I’d enjoy reading about experiments where people have to figure out whether a piece of C code is underhanded.
Another example that feels relevant, but where I’m not sure about the exact lesson, that comes to mind is the NSA modifying S-boxes for DES in order to make them more resistant to differential cryptanalysis.
The NSA hid a defense from a specific attack in the S-boxes
People figured this out only when the specific attack was found
It is unknown whether they hid anything that makes offense easier
Is it possible that they hid anything that makes offense easier? I don’t know.
Edit: After some searching, I came upon the pRNG Dual_EC_DRBG, which did have a bunch of NSA involvement, and where they were pretty much caught biasing the numbers in a specific direction. So attacks here are definitely possible, though in this case it took more than five years to get caught.
As for the rest of your comment, I think we have different models, where you analogize negatively reinforcing AI systems to firing, which would be more applicable if we were training several systems.
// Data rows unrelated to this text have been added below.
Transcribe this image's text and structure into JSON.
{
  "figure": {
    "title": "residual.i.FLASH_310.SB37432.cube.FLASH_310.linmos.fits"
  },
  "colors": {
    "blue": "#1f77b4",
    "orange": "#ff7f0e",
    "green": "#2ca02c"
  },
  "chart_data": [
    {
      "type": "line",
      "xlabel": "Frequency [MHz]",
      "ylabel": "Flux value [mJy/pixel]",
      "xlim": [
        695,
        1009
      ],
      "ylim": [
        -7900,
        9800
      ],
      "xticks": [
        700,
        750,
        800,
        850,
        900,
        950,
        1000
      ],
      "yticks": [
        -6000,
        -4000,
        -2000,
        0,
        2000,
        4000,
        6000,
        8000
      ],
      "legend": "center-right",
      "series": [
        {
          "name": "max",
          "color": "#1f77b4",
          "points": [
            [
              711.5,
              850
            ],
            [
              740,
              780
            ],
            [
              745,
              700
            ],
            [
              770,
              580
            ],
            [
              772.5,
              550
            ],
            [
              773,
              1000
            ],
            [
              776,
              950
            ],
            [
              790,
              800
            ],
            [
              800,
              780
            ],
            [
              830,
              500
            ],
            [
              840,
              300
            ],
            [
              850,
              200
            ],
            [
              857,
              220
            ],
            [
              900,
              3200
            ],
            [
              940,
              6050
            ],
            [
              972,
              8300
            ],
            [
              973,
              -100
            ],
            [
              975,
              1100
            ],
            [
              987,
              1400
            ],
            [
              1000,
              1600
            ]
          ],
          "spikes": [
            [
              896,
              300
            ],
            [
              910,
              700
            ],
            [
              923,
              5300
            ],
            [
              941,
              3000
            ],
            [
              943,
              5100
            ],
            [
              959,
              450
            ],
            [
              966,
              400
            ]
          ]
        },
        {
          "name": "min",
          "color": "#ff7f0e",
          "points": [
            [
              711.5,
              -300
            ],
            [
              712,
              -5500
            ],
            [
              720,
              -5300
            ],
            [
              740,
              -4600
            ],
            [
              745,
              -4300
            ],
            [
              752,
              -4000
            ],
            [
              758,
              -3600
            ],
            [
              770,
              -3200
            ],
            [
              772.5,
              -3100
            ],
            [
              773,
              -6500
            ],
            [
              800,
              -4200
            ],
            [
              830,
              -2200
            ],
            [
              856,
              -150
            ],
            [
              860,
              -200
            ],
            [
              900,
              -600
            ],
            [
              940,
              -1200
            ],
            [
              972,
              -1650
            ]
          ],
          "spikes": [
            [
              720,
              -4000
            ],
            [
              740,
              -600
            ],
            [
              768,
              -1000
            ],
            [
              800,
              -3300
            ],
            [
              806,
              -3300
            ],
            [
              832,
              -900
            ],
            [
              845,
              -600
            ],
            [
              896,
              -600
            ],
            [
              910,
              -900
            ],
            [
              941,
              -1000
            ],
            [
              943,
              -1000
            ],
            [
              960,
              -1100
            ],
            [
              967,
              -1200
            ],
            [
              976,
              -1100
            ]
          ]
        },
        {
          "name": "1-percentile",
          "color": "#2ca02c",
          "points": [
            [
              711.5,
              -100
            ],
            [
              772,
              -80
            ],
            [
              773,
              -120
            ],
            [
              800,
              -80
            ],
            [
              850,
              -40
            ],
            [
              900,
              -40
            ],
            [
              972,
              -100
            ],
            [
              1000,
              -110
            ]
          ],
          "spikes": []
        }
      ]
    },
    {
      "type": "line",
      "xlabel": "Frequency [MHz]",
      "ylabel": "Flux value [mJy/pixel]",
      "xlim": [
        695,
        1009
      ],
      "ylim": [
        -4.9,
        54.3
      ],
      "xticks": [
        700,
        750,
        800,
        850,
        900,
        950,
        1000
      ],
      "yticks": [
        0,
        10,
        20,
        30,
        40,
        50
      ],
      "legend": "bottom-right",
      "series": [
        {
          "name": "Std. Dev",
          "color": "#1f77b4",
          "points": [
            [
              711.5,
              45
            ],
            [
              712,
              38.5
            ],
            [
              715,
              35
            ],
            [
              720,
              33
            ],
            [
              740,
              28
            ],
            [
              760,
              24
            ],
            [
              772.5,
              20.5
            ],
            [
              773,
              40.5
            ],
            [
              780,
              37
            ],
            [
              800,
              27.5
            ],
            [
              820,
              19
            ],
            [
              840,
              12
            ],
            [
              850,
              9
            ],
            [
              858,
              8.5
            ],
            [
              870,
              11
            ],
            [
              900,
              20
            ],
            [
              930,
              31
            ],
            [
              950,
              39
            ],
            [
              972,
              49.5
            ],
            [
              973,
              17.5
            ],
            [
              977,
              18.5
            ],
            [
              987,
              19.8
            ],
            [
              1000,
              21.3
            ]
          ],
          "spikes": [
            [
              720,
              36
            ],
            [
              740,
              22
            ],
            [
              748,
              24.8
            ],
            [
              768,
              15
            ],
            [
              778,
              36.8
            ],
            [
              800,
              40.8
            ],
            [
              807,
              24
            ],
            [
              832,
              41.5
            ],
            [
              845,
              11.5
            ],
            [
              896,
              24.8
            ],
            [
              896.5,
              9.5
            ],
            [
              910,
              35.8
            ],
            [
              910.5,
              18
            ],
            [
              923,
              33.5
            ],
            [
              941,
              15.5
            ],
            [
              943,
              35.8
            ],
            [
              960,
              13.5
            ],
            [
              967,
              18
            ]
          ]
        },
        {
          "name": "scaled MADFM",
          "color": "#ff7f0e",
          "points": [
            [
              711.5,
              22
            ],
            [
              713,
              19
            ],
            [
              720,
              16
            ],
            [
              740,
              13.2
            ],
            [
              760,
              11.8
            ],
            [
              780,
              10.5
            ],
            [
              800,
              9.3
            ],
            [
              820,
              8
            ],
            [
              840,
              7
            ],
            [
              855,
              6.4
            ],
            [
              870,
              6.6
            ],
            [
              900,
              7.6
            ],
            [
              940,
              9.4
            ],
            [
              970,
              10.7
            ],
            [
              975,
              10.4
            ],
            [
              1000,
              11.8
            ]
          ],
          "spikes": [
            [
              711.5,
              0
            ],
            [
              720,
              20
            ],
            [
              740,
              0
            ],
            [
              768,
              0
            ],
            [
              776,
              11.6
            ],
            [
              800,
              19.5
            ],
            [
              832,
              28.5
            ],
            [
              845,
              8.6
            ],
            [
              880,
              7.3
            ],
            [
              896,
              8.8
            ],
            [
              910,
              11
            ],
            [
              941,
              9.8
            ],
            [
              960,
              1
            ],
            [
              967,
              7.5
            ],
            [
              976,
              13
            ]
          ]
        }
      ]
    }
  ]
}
I’m pretty sure you’ve written an answer to “negatively reinforcing bad behavior can reinforce both good behavior and better hiding”, so I’ll leave it at that.
I’m not analogizing negative reinforcement to firing, I’m analogizing firing to no longer using some AI. See catching AIs red-handed for more discussion.
I agree that mistakes can be very hard to catch, but I still think it’s hard to cause specific outcomes via carefully inserted bugs which aren’t caught by careful auditing and testing. (See e.g. underhanded C where I think testing does pretty well.)
This one is trivially resolved with unit testing I think. Though this breaks the analogousness of the problem. But I think my overall point stands, it just actually seems hard to cause specific outcomes IMO.